# Lightning...



## Firelance (Aug 18, 2004)

Some time ago I took picture of lightning during the night. I don't have any idea weather I have really shot a lightning, all I can tell is that I sometimes used a tripod. Mostly, actually, I just put my camera towards the window, with god knows what diafragma. A lightning must be something like 1/50 of a sec, so when I opened the shutter whilst pointing to the stormy air, the actual light comming in to the camera, would also be 1/50 of a sec, because it was night, dark....(right? :? )
Is my technique good enough?

Anyhow, I used an Ilford HP5 Plus 400 Iso film, my question is: How must I develop the film?

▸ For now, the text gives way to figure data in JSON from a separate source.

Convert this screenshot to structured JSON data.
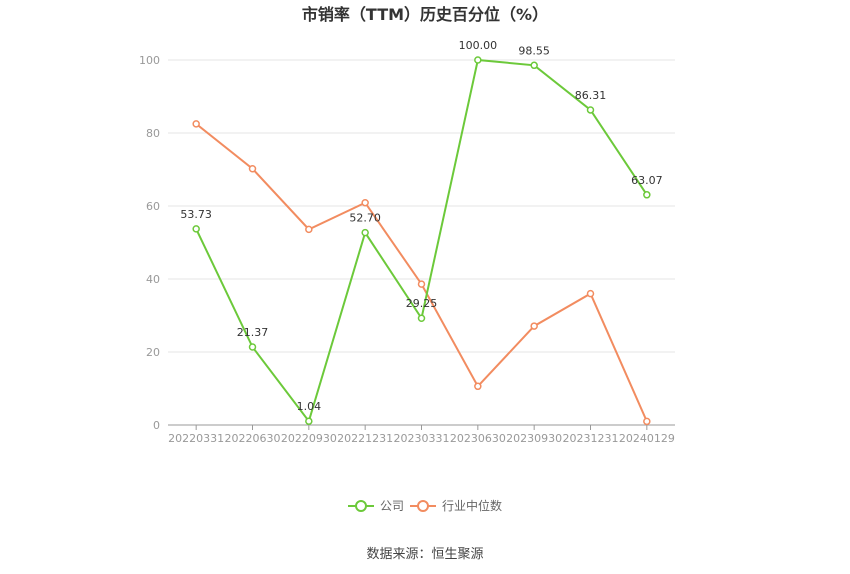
{
  "chart_data": {
    "type": "line",
    "title": "市销率（TTM）历史百分位（%）",
    "xlabel": "",
    "ylabel": "",
    "ylim": [
      0,
      100
    ],
    "yticks": [
      0,
      20,
      40,
      60,
      80,
      100
    ],
    "grid": true,
    "legend_position": "bottom",
    "categories": [
      "20220331",
      "20220630",
      "20220930",
      "20221231",
      "20230331",
      "20230630",
      "20230930",
      "20231231",
      "20240129"
    ],
    "series": [
      {
        "name": "公司",
        "color": "#6cc93a",
        "values": [
          53.73,
          21.37,
          1.04,
          52.7,
          29.25,
          100.0,
          98.55,
          86.31,
          63.07
        ],
        "labels": [
          "53.73",
          "21.37",
          "1.04",
          "52.70",
          "29.25",
          "100.00",
          "98.55",
          "86.31",
          "63.07"
        ]
      },
      {
        "name": "行业中位数",
        "color": "#f28c60",
        "values": [
          82.5,
          70.2,
          53.6,
          60.9,
          38.6,
          10.6,
          27.1,
          36.0,
          1.0
        ]
      }
    ]
  },
  "source": "数据来源：恒生聚源"
}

Normal? Longer or shorter developing?

Thanks


----------



## Digital Matt (Aug 18, 2004)

Well, I don't know about the developing end, but I have a question about when you took the photo.  Did you time it just right that you clicked the shutter when the lightning struck?  That's pretty hard to do.  It's much easier to use a smaller aperture, and open the shutter for several seconds, and try and catch many lightning strikes.  If there's lots of extraneous light you can cover the lens between strikes.


----------



## ksmattfish (Aug 18, 2004)

Without more info, I'd recommend normal dev time.  

Many night scenes are very high contrast:  get the shadows right and the highlights are blocked up, or the highlights are good and the shadows are way underexposed.  To reduce contrast you would intentionally underexpose, and then overdevelop.  By how much has a lot to do with the camera, the film, the photographer, the chems, etc..., but you could experiment with a 1 stop under exposure and a 50% increase in dev time.


----------



## Firelance (Aug 27, 2004)

Well, I finally developed it at normal time. I think that it's well developed, I see alot of enlightened pictures (because of the lightnings of course), but I think there's only one where you can see a lightning...

Thanks anyway!


----------